It’s not a criticism, it’s an observation.
Deep down, humans are just mammals, much like the wild ones living around us. Many of our traits are hard–wired into us before we are born, and some of our habits and tendencies are with us from the beginning.
For guys, it’s more complicated. Many male reflexes are considered immoral, illegal, or unfit for polite company. Women don’t have that problem; everything they do by instinct is considered part of being a woman and acceptable in society.
Men, on the other hand, have to repress many of their natural habits because they have been declared unacceptable as we have become civilized. Fighting, scratching, burping, and cussing come to mind. One of the most controversial is spitting.
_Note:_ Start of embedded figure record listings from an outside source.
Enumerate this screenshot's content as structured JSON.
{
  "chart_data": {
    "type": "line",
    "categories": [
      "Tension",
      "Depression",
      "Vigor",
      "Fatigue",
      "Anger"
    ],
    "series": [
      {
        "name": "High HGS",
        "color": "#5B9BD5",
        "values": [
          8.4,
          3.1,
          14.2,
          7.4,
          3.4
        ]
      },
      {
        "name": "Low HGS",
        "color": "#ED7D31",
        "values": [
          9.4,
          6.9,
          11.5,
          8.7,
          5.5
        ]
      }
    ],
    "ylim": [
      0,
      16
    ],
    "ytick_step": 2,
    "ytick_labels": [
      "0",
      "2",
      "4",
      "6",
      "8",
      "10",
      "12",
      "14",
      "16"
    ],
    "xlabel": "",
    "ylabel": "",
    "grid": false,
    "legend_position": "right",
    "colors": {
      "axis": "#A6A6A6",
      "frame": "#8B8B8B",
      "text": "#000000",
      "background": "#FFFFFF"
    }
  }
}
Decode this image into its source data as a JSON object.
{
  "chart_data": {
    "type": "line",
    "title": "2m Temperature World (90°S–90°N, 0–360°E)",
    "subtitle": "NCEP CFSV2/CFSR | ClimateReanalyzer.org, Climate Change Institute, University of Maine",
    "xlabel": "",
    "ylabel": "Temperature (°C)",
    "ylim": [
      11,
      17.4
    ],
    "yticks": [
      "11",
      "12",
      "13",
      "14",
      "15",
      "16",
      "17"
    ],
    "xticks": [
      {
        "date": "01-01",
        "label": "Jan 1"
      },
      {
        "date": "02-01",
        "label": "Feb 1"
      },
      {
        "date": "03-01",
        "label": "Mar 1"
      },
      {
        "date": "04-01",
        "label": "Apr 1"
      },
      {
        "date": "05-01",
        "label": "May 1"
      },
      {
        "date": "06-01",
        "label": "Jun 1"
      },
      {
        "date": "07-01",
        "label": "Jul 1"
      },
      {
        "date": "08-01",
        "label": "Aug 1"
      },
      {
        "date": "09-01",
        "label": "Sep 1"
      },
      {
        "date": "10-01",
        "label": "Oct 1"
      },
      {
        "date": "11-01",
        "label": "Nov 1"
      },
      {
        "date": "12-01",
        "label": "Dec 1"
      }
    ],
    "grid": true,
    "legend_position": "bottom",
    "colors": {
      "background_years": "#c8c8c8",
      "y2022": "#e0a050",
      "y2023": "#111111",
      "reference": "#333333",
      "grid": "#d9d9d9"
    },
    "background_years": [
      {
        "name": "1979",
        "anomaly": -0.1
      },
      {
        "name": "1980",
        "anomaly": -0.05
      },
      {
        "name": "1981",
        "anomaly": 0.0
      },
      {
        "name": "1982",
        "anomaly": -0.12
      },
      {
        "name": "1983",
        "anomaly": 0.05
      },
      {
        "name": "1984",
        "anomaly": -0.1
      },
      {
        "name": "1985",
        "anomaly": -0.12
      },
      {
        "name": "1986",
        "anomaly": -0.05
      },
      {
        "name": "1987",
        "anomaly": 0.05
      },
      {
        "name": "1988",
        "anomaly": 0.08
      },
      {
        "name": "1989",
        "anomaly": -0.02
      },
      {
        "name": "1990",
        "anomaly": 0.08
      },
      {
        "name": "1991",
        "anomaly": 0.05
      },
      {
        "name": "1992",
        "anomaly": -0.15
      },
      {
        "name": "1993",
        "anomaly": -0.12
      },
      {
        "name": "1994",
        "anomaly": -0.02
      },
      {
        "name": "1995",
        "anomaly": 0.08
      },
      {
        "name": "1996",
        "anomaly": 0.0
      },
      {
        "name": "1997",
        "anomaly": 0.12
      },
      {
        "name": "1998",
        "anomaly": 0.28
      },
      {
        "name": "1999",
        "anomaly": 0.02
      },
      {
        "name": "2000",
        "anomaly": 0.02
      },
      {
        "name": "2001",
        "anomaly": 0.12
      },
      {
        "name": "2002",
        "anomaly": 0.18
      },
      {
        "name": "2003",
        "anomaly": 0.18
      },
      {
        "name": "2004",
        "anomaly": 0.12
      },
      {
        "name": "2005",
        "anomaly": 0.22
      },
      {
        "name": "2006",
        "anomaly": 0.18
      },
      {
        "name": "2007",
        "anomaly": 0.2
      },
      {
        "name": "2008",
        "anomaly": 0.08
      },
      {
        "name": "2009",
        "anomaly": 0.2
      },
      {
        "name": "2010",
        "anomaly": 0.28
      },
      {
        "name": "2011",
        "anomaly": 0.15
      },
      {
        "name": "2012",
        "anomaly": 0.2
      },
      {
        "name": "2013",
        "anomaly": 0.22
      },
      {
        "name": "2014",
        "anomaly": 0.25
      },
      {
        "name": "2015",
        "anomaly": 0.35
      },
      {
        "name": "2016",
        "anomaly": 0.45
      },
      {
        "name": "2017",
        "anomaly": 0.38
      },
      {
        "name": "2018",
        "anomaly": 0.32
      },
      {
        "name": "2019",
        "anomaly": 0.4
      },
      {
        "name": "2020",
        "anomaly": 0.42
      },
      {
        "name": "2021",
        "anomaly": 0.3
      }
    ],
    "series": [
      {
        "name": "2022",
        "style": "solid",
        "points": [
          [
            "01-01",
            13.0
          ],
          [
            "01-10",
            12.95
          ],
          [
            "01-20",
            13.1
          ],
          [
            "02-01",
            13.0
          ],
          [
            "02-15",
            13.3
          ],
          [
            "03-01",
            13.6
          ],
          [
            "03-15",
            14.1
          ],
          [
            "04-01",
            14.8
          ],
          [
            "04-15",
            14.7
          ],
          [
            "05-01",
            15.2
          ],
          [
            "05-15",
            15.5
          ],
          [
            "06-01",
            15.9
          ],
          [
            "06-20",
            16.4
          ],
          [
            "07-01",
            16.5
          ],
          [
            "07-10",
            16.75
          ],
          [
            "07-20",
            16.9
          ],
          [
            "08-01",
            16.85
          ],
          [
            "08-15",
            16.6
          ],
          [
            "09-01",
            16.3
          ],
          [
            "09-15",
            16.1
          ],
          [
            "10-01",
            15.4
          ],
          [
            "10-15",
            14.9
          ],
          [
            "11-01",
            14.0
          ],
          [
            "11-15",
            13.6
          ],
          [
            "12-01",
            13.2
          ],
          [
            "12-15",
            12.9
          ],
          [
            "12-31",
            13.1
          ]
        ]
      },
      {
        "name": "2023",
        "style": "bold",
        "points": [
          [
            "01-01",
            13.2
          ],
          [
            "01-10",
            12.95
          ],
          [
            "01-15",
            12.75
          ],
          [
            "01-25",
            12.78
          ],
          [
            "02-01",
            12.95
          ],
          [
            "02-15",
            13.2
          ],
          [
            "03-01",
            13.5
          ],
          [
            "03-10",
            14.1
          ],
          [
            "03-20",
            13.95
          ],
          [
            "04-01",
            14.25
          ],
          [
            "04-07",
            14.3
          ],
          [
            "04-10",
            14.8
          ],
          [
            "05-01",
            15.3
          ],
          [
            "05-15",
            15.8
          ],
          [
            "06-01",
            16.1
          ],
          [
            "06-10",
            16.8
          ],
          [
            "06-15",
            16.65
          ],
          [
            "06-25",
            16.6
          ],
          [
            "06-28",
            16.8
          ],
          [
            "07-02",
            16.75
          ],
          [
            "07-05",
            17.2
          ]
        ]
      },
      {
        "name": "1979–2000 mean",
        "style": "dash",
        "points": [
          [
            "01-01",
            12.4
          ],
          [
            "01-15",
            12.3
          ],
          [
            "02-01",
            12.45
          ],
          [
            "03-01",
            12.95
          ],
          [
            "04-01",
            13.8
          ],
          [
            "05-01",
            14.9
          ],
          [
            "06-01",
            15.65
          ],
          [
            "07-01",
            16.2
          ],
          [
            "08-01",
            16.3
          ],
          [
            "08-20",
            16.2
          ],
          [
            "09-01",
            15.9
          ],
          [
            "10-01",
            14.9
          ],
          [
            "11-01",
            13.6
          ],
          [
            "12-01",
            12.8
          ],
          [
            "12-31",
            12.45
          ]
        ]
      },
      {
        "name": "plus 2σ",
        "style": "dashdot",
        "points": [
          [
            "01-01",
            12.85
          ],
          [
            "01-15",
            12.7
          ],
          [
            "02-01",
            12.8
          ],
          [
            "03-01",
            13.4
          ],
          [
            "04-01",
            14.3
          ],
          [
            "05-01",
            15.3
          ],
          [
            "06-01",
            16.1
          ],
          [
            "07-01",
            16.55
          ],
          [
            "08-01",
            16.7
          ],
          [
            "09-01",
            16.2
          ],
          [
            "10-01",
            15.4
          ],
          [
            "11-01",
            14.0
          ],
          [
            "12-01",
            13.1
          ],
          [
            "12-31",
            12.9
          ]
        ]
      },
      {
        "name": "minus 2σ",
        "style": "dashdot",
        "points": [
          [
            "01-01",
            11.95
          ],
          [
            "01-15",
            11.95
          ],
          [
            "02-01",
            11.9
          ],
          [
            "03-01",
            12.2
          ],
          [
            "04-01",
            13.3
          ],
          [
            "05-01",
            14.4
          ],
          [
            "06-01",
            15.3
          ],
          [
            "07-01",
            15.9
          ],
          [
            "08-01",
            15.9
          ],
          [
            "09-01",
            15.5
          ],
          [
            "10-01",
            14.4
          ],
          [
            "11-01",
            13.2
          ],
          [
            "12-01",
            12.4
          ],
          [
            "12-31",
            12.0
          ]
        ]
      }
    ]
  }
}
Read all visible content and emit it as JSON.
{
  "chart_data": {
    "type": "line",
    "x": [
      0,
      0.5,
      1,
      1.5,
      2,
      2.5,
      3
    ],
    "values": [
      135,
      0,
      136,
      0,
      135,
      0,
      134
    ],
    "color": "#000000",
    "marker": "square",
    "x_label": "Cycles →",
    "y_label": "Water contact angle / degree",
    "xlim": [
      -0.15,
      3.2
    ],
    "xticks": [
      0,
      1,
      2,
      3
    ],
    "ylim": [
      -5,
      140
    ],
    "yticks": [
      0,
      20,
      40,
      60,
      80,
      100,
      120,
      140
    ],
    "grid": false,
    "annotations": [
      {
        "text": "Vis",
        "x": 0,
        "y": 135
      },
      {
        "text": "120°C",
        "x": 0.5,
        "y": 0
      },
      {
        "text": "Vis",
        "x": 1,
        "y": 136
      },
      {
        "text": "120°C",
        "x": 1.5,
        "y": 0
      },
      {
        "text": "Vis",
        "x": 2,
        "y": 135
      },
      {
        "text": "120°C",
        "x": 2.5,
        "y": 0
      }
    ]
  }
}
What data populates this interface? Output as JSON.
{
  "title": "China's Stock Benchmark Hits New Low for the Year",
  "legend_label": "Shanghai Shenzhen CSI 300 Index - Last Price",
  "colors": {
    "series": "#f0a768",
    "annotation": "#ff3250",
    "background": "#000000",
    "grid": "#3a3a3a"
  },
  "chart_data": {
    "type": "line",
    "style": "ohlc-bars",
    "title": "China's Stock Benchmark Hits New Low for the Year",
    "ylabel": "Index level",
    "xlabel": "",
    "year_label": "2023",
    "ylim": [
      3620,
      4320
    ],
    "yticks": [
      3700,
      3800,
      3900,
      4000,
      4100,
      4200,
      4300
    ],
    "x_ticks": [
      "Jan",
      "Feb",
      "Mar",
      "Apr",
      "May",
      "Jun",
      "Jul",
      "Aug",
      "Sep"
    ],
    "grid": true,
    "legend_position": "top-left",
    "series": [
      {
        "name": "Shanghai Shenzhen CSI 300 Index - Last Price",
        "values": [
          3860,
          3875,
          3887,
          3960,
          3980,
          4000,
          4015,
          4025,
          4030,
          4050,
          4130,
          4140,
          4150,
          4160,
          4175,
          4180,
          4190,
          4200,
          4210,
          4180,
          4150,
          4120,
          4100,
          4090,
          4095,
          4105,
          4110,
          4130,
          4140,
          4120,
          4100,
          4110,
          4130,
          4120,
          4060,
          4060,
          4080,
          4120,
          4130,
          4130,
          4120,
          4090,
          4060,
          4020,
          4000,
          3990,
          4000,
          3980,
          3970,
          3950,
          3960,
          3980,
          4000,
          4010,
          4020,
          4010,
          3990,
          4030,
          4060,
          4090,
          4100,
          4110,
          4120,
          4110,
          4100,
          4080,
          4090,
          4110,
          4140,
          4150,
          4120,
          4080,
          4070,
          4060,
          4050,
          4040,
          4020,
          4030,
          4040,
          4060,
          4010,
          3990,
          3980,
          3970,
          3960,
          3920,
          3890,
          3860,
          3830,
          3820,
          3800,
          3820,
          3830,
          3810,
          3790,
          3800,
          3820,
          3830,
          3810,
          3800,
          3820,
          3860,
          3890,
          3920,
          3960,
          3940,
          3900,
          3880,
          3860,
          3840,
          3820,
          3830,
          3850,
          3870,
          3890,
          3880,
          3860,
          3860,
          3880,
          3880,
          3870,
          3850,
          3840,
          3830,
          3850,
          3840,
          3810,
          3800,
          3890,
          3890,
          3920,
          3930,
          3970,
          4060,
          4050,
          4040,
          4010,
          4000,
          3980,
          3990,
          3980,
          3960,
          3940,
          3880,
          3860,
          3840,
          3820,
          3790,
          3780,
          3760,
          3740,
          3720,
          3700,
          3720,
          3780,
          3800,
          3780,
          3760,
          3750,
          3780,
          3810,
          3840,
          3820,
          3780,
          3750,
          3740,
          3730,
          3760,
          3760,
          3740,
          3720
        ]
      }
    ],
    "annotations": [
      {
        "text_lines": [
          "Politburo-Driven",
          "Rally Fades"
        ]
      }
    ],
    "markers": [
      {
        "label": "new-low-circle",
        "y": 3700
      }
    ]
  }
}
Baseball players and little boys left alone spit like crazy. It’s their nature. Men spit on their hands for luck and to get a better grip. And every man has at some point, spit off a really high place. Bridges and tall buildings, trees and boulders, even the roof of the garage; most men remember a time when they sent a projectile of saliva hurtling into space and watched in wonder as it rode the wind to the very end of its journey. Even better if the landing was in water. For some of us, it wasn’t that long ago.
For centuries boys and men have been admonished for such behavior. Rude, unhealthy, and unacceptable, spitting has been given a bad name. And the practice may soon become illegal.
In Chicago recently, a 23 year–old man was participating in a spitting contest with some friends when he tried to win the affair by giving 110%. He lost his balance and fell over a balcony two stories to his death. According to officials, alcohol was involved.
The concern I have, other than feeling for the victim’s family during such a tragedy, is the possible overreaction of the do– gooders and safety officials who try to keep all of us completely safe at any cost.
I’m sure legislation will be forthcoming in Chicago, possibly in Illinois, and maybe all across this great country of ours. Spitting contests will be outlawed. Saliva will be declared a banned substance once it leaves the body.
Combining this tragedy with the concern people already have for communicable diseases, especially with Bird Flu on our horizon, it stands to reason steps will be taken to eliminate the possibility of someone else dying tragically because of saliva. I expect movement any day to address this, especially since our governing bodies have already solved all other important issues.
Committees will be formed and statutes will be passed. Maybe the Patriot Act will become involved. Spitting in any form will be against the law and a new group of men will be incarcerated as they fight to overcome their genes while one more seemingly harmless act is considered unacceptable.
Call me an alarmist for raising such questions, but think back a little. Remember men’s clubs, hunting, acting tough, wolf whistles, and making the secretary get coffee. When you consider the things men have given up as society has progressed, nothing is far–fetched any longer.